In our example above, the loop condition only tells us that `i < count` during the loop, and that `i >= count` after the loop (in fact, we can be more precise here but the verifier cannot). Knowing that `i >= count` is not enough to prove the function’s post-condition (i.e. that `i >= 0`). This is because `count` is an arbitrary `int` which, for example, may be negative.

Therefore, to get our example to verify, we need a loop invariant that explicitly states `i` cannot be negative:

``````nat counter(int count):
i = 0
while i < count where i >= 0:
i = i + 1
return i
``````

The loop invariant is specified on the `while` loop with the `where` keyword.
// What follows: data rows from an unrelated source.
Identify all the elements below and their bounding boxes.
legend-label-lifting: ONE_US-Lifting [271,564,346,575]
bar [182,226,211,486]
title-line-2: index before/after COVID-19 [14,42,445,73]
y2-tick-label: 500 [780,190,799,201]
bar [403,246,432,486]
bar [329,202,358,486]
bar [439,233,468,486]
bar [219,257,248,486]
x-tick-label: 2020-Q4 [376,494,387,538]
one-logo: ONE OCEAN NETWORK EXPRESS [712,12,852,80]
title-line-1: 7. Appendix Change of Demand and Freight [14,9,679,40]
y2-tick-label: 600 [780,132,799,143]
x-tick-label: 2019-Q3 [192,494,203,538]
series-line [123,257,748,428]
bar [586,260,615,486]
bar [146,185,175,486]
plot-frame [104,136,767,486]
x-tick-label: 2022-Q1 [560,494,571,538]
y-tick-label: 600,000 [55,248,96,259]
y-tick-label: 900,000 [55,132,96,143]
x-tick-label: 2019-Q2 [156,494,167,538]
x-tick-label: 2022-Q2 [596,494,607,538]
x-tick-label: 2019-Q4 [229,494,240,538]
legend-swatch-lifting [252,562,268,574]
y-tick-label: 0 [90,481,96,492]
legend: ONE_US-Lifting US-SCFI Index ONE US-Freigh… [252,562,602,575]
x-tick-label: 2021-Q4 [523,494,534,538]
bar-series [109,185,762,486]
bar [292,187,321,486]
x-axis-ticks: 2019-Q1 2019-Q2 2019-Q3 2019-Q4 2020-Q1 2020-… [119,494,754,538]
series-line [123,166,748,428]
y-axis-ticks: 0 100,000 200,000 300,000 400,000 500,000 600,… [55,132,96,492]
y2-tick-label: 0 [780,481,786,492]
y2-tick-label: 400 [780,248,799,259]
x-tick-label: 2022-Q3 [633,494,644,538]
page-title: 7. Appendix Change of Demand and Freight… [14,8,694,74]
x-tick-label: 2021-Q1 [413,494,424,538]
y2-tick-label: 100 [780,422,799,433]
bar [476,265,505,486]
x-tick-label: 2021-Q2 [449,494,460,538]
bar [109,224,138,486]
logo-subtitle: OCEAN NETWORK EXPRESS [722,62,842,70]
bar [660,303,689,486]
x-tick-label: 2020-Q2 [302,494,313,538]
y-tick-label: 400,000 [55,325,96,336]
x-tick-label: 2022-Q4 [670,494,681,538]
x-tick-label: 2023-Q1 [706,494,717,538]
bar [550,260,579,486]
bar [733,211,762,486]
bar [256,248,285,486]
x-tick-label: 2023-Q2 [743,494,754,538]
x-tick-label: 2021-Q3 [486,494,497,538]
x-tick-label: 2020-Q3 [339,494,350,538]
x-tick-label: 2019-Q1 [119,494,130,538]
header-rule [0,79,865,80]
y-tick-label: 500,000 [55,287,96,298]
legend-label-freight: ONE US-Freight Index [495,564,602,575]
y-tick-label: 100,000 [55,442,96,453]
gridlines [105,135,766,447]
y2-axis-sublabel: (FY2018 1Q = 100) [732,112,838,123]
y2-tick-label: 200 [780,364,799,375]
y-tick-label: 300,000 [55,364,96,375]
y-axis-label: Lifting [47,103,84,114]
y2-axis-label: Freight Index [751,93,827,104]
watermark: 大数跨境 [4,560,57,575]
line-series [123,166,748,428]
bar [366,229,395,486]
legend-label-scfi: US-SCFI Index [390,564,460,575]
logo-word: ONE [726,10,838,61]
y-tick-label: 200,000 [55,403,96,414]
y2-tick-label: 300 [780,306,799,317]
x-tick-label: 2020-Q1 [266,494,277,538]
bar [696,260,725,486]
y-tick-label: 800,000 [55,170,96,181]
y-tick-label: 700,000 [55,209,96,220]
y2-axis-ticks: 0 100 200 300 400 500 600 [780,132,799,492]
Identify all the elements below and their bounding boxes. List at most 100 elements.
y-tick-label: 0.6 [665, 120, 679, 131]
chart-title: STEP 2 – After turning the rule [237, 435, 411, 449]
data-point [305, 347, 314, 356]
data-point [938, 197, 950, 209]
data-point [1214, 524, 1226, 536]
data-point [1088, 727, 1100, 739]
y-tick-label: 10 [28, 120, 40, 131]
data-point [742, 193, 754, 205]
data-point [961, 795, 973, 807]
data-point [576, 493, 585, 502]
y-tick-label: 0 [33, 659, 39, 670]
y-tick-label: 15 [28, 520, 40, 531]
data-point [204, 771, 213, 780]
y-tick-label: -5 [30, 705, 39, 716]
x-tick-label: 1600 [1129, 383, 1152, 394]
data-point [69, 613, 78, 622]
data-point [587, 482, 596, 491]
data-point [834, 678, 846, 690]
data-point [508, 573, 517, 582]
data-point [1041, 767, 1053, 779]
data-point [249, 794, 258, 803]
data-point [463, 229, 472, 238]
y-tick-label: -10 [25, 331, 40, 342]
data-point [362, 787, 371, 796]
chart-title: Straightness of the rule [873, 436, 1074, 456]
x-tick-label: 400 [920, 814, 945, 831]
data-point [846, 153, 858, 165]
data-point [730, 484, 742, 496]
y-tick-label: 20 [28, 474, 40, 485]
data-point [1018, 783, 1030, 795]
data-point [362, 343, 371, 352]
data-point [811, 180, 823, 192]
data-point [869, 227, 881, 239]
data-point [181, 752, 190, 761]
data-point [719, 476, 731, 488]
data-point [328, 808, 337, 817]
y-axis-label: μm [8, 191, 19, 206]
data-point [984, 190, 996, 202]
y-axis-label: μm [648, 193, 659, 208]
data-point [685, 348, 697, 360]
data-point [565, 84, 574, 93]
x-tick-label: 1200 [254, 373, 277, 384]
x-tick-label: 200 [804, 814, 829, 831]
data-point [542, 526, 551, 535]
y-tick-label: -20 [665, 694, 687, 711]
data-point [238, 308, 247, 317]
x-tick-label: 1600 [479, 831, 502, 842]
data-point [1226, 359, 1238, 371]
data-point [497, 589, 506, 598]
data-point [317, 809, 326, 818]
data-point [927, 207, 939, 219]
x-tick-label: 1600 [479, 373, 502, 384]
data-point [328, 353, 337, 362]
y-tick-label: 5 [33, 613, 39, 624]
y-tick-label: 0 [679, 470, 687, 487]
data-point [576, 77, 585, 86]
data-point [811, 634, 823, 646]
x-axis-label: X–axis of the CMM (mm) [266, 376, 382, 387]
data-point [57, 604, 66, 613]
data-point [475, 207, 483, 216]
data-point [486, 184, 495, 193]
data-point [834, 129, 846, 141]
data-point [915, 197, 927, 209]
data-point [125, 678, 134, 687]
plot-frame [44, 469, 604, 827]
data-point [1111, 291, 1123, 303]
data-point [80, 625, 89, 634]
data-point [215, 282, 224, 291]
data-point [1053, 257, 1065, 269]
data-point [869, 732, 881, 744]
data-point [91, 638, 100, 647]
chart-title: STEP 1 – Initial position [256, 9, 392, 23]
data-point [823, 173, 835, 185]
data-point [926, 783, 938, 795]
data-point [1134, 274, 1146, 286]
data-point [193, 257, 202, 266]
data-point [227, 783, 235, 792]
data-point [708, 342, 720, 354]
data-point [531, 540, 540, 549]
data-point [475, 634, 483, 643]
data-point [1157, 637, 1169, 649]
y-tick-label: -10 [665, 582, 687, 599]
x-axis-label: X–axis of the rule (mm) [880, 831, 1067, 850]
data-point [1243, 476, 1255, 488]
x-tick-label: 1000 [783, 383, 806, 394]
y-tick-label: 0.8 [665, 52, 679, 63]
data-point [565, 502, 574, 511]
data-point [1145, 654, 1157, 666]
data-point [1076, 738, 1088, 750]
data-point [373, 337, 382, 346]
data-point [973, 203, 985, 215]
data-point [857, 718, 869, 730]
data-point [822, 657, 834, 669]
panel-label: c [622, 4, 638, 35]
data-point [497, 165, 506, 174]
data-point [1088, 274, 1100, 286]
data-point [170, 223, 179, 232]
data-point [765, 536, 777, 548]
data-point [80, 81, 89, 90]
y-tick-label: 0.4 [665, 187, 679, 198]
In this case, it simply states that `i` is always `>=0`. Whilst this might seem obvious to us, it is unfortunately not so obvious to the verifier!  In principle, we could employ a simple form of static analysis to infer this loop invariant (although, currently, Whiley does not do this).  Unfortunately, in general, we will need to write loop invariants ourselves.

To explore a slightly more complex example, I’ve put together a short video which illustrates using Whiley to verify a program which sums a list of natural numbers:

Finally, if you’re interested in trying this out for yourself, the easiest way to run Whiley is through the whileylabs website. Have fun!